Abstract

The Anaximander Mountains and the Rhodes Basin at the junction of Cyprus and Hellenic arcs are one of the tectonically most complex regions in the eastern Mediterranean. Harmonically-tilted Messinian and the uppermost Messinian–Pliocene successions across the northern and eastern margins of the Rhodes Basin showed that these regions experienced dramatic subsidence exceeding ~1500–2500 ms (~1125–1875 m @ 1500 m s−1) during the upper Pliocene–Quaternary. Tilted upper Pliocene–Quaternary growth strata wedges showing apparent north-directed downlap along the northern foothills of the Anaximander Mountain suggested that this region experienced ~1000–2500 ms (~750–1125 m) concomitant uplift. The absence of faults showing extensional stratigraphic separations and the relative subsidence rates calculated using amount of tilting collectively suggest that the Rhodes Basin experienced sagging of its deeper basinal regions, which is attributable to the loading effect of the building of the Tauride Mountains modified by the vertical axis rotations of the Beydağları Block and the Island of Rhodes, and the horizontal axis rotation of the Anaximander Mountain.Messinian and uppermost Messinian–Pliocene were tectonically relatively quiet as shown by the harmonically structured and isopachous successions across the Rhodes Basin and Anaximander Mountain.
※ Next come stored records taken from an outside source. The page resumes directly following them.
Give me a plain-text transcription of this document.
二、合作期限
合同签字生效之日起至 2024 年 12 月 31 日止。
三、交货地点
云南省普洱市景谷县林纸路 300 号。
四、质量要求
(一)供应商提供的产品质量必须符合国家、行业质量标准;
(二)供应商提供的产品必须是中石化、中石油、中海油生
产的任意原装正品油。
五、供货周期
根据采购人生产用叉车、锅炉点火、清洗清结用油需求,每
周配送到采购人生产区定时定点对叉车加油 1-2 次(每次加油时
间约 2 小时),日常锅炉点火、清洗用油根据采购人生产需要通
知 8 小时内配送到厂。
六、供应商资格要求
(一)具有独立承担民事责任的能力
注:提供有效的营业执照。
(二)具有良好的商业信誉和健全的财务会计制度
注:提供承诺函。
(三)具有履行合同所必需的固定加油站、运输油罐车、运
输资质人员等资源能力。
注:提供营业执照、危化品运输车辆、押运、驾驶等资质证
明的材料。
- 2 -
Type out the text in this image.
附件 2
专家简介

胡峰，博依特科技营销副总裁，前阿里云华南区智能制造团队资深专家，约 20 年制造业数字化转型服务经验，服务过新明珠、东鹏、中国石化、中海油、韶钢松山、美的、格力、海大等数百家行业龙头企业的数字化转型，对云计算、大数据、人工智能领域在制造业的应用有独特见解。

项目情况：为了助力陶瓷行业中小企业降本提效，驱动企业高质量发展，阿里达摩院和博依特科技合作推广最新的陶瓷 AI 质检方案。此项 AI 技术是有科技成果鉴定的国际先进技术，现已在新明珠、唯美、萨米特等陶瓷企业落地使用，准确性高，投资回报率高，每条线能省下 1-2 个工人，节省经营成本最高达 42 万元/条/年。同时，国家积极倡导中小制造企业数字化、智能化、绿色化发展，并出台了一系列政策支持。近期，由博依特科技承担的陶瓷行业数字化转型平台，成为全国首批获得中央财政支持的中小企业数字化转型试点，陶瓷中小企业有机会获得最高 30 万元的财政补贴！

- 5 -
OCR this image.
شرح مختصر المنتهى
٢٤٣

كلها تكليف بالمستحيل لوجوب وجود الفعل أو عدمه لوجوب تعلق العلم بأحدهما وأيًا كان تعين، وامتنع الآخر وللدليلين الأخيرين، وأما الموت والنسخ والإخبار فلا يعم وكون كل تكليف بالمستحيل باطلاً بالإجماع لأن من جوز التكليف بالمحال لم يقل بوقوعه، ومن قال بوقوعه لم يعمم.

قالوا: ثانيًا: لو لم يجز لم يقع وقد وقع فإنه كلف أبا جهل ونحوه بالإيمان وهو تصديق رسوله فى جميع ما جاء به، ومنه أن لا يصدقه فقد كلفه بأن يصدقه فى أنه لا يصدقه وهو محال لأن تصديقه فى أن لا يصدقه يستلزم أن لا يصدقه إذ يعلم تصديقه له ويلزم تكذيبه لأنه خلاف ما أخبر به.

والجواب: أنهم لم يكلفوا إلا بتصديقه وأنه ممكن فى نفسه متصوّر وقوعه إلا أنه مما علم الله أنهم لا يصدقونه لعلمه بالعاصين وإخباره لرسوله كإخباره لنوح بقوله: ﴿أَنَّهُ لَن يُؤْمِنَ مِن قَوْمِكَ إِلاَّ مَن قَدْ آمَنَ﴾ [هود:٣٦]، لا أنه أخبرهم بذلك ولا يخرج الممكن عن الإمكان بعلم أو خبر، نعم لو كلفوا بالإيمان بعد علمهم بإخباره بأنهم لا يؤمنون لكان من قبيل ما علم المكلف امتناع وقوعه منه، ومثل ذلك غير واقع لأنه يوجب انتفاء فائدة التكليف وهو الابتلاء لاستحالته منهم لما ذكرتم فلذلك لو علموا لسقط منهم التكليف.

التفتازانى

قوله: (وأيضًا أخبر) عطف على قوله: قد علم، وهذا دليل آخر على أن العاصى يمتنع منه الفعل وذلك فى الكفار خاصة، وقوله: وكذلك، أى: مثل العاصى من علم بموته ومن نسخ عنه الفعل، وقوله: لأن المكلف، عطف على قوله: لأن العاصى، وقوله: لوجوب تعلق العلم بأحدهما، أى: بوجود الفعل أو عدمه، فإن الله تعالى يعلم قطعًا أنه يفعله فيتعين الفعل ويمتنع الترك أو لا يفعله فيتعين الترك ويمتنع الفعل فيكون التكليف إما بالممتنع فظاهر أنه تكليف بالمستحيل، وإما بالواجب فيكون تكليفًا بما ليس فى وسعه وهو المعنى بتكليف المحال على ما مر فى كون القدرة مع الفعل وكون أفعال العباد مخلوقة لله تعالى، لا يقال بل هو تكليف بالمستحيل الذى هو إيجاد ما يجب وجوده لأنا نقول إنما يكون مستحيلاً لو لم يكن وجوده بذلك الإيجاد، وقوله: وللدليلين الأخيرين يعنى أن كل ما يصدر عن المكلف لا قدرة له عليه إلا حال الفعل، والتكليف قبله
This interval coincides with the paleomagnetically-determined 9° counterclockwise vertical axis rotation of the Island of Rhodes. The dramatic subsidence observed within the Rhodes Basin and the concommitant uplift of the Anaximander Mountain and its western extension occurred broadly coincident with southeast tilting of the Island of Rhodes and its associated 500–600 m subsidence between 2.5 and 1.8 Ma, the northwest tilting between 1.5 and 1.1 Ma, and the associated re-emergence of the southeastern coast. The large counterclockwise rotation of the Island of Rhodes since 0.8 Ma corresponds with the enormous subsidence observed across the northeastern sector of the Rhodes Basin, which brought the shelf-edge deltas from the near-sea level to their present-day depth of 1200–1500 m.